06 Mei 2009

Ini Awal Ceritanya:

Burung pipit riang bernyanyi di balik rerimbunan pohon cengkeh, menyahuti ayam yang berkokok nyaring di belakang rumah. Bocah tetangga merengek-rengek minta uang jajan pada ibunya yang lagi bokek, sementara sang ibu asyik berceloteh di bawah tiang jemuran bersama ibu lain tetangganya, mereka beradu argumen tentang nasib tragis yang menimpa bos minyak tukang sawer di akhir film Rahasia Ilahi malam tadi. Perempuan tukang gorengan datang berteriak menawarkan dua potong bakwan seribuan, lolongannya putus asa, tersengal-sengal, seperti ingin memprotesi kenapa akhir-akhir ini iklan makanan di televisi makin gencar menentang kolestrol tinggi. Anak-anak sekolah ramai berbaris di tepi jalan, tukang ojek dan angkutan saling balas meraungkan gas. Di tengah bising suasana pagi, seorang pemuda bernama Panji masih bermimpi dalam tidurnya yang lelap, tak terganggu.

Hari ini tampaknya akan secerah kemarin. Merah sinar sang surya lembut menyorot kisi-kisi jendela, menciptakan belasan garis putih lengkap dengan debu kotoran yang berputar-putar di dalam putihnya. Sinar itu menusuk-nusuk dinding kusam kamar, cahayanya memendar ke seantero ruangan.

Suasana di kamar seluas tiga kali empat meter persegi ini tak ubahnya seperti kapal pecah. Berantakan sekali, amburadul, angkurawut. Lihat saja lantainya yang berlapis karvet kumal warna coklat itu, buku tulis kucel dan sobekan kertas bertebaran di sana-sini seperti daun-daun kering berserak di kebun pada musim gugur. Penghuninya, Panji, mengaku kertas-kertas itu adalah coretan puisi serta cerpennya, baik yang sudah jadi maupun yang baru setengah jadi. Pemuda kurus yang tak bisa lepas dari rokok itu memang punya hobi menulis, apa saja bisa ditulisnya, bahkan saat selembar daun kersen jatuh di kakinya, ia akan segera menuliskannya. Ironis, ia tak peduli kertas-kertas itu hanya akan memenuhi tong sampah di belakang rumah. Panji seorang seniman, meski amatiran.
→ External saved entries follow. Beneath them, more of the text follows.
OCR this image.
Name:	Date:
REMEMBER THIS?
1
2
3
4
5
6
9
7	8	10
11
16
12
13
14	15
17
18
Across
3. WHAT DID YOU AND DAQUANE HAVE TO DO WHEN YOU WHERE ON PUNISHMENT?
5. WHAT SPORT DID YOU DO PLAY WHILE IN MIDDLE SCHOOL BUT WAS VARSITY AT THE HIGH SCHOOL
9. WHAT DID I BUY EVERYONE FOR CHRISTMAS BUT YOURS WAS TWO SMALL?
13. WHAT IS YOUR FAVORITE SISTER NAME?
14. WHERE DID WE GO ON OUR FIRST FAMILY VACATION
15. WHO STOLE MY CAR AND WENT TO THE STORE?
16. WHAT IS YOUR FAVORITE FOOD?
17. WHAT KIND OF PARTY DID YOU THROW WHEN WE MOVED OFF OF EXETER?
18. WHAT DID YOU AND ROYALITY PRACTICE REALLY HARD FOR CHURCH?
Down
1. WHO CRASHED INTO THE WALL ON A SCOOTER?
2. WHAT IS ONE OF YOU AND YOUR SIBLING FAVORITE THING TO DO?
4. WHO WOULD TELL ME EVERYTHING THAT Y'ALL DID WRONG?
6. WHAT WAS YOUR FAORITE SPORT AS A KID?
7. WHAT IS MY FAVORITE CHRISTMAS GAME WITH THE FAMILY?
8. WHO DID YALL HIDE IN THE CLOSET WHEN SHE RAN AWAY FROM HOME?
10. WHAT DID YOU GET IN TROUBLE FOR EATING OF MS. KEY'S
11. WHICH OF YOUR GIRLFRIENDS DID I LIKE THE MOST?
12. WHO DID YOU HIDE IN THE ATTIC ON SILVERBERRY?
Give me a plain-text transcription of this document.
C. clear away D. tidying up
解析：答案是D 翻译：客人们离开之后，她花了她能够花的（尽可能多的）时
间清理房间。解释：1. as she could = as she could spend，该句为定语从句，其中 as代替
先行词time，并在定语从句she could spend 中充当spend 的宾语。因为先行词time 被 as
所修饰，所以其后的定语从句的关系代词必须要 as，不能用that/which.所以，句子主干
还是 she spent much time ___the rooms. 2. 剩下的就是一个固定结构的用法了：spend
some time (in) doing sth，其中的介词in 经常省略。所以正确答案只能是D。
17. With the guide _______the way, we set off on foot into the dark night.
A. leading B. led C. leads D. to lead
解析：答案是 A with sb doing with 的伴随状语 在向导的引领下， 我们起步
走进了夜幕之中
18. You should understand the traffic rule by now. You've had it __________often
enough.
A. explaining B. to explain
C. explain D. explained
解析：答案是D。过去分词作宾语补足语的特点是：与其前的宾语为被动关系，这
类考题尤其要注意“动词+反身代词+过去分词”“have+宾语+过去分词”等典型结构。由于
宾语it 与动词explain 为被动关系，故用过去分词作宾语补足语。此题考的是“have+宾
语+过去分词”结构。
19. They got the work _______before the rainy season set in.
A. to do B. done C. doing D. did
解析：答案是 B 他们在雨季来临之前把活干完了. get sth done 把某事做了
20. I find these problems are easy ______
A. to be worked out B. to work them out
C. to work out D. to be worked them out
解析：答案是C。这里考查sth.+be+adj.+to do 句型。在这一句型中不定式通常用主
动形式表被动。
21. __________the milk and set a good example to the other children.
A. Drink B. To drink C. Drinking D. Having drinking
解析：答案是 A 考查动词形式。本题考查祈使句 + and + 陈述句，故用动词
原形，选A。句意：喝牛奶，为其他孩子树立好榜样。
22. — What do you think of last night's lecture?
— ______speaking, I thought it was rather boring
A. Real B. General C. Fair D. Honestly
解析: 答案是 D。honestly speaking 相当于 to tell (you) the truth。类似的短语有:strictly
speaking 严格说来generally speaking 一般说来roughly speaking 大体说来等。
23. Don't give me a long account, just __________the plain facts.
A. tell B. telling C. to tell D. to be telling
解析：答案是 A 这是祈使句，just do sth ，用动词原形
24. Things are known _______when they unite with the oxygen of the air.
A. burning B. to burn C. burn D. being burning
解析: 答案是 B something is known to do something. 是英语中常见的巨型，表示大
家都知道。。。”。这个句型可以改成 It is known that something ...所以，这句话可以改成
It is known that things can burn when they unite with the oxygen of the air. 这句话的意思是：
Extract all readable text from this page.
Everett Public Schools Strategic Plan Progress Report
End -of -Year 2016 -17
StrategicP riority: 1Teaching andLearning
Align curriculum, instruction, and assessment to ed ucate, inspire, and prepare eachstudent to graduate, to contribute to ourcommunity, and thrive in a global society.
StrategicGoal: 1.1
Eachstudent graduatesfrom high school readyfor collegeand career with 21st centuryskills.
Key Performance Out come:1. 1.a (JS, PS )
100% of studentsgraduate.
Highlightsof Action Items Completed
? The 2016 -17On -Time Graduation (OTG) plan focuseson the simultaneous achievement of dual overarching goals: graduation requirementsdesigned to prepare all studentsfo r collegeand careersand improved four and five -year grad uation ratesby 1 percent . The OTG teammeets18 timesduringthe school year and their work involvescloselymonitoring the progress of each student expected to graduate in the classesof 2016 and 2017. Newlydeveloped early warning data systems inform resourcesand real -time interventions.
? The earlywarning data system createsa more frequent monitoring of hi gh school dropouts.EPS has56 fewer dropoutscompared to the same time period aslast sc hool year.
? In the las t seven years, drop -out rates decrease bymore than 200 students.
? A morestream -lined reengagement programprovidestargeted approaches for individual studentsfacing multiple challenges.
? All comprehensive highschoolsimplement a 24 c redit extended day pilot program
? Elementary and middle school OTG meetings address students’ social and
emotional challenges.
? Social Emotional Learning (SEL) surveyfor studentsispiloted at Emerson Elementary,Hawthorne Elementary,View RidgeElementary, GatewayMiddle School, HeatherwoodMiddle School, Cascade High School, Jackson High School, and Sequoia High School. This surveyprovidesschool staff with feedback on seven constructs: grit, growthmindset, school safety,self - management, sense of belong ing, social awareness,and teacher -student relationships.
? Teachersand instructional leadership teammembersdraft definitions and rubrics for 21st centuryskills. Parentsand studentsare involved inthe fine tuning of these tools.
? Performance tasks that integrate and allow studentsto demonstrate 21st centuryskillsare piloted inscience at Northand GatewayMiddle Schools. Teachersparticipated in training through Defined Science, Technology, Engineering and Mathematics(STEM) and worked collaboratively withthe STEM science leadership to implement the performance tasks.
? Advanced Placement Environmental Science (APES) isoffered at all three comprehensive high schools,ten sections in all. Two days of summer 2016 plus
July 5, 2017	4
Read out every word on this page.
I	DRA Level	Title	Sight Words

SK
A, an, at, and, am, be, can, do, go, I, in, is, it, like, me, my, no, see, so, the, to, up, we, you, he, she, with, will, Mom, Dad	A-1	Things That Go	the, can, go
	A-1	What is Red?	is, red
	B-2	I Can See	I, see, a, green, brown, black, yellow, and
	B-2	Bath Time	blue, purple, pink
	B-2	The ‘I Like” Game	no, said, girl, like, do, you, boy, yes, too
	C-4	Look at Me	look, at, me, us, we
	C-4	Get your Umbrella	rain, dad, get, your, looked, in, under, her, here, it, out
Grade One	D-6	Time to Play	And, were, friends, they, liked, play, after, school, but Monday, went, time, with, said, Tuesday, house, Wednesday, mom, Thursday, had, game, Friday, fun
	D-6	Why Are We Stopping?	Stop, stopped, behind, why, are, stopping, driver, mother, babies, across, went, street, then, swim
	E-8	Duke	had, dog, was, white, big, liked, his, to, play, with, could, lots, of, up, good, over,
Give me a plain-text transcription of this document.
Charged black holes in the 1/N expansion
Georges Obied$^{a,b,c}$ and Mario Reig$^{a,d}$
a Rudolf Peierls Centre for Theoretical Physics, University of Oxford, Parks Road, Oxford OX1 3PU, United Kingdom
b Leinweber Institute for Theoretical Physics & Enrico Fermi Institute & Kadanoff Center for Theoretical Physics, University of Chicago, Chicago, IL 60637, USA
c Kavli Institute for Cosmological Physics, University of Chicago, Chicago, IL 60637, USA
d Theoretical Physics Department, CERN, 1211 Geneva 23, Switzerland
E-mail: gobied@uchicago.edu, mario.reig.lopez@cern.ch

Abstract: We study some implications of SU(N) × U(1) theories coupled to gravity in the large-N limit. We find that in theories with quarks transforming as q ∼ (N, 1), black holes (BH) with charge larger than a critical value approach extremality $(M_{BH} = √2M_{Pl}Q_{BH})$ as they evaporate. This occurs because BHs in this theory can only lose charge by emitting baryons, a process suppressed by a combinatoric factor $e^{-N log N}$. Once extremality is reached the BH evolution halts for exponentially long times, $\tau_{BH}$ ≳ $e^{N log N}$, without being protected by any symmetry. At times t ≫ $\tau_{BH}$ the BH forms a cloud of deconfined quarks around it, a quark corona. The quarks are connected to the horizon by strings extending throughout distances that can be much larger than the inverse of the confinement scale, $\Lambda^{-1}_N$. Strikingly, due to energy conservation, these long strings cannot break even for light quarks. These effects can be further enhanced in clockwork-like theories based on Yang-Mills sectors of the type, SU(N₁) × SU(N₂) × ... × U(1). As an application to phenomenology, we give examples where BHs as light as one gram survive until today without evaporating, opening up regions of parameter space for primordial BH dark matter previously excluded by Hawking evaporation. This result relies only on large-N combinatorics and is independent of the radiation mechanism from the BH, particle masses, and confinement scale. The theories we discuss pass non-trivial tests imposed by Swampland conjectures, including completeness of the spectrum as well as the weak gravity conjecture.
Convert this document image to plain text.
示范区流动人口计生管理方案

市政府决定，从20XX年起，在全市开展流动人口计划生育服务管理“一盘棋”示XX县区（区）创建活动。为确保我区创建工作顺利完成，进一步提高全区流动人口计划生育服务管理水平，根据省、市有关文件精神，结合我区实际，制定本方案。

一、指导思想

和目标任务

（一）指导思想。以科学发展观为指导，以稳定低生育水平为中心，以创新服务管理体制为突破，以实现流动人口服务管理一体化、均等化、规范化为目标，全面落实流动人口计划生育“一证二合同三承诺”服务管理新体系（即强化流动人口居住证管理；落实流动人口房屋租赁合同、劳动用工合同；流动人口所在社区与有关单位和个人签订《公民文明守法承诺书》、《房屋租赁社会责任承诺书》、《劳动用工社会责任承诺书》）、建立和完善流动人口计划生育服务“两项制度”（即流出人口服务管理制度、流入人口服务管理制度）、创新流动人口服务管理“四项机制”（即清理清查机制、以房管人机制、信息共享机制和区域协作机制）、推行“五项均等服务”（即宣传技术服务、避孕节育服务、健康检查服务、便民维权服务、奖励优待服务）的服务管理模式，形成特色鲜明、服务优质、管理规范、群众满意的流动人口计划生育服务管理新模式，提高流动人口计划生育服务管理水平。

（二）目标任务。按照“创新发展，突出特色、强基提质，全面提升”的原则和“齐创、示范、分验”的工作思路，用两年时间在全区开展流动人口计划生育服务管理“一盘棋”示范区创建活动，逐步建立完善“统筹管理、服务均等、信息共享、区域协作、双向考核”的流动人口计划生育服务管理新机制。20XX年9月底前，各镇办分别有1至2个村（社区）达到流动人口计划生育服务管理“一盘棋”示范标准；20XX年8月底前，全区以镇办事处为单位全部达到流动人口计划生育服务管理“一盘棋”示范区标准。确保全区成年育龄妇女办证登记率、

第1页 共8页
Jika melongok ke kamarnya, penggemar Alexandre Dumas pasti akan mencak-mencak karena mendapatkan novel tebal Monte Cristo dijadikan ganjal kaki lemari. Di kamar ini juga, penggemar Kuntowijoyo pasti akan ngamuk karena buku antologi cerpen Dilarang Mencintai Bunga-bunga seenaknya disangkut ke kastok pakaian layaknya kelalawar. Dan di sini, fans berat Andrea Hirata pasti tak kalah senewen melihat novel anyar Maryamah Karpov tersungkur di bangku jongkokan seperti bekas dilemparkan pembacanya dari luar jendela. Panji seorang seniman, tapi tidak menghargai karya seni.

Di lantai berkarvet coklat, semut-semut berpesta -pora menjilat cangkir kopi. Di sekelilingnya ada bungkus rokok Class Mild, dompet tipis Crocodille, ponsel Sony Ericsson serta batangan kapas pencolek telinga. Dipojok dekat lemari baju, turut hadir beberapa kuas kecil, gulungan kanvas serta kaleng cat. Apakah ini berarti Panji seorang pelukis? Jawabannya terpampang di dinding. Ada lukisan pemandangan gunung Ciremai di sana, lengkap dengan langit biru, awan putih, sungai berkelok-kelok, petakan sawah, gubuk nun jauh, pohon pinus serta hutan yang hijau. Itu adalah lukisan pertamanya. Maka bolehlah kita posisikan dia sebagai pelukis naturalis.

Suara-suara di luar rumah tambah kencang, merubah tidur lelapnya jadi gelisah.

Tok, tok, tok! Suara pintu kamar diketuk. Panji terbangun, pelan-pelan membuka mata. Begitu berat, ia merasa ada sekilo kotoran lengket di kelopak matanya. Kepala berdenyut, pandangan berputar-putar. Ia berusaha duduk, lalu tersentak secara tiba-tiba karena merasa dipan tempat tidurnya bergoyang hendak menumpahkan tubuhku ke lantai, yang ia sangka jurang terjal. Darahnya tak terima setiap ia bangun dengan cara tiba-tiba. Samar-samar, ia melihat dua sosok bayangan hitam dan putih menggantung di pintu. Ia menggosok mata dengan cepat. Ah, sialan, itu baju yang belum sempat dicucinya. Pemuda 25 tahun itu kembali membenamkan wajah di bantal, memejam pelan-pelan, siap kembali ke alam mimpi.

"PANJI!"

Panji sontak meloncat. Langsung menyambar pintu. Begitu pintu dibuka, jepprettt! Cambukan ikat pinggang mendarat di kakinya. Di depannya berdiri Ningsih, sang ibu, dengan wajah kesal.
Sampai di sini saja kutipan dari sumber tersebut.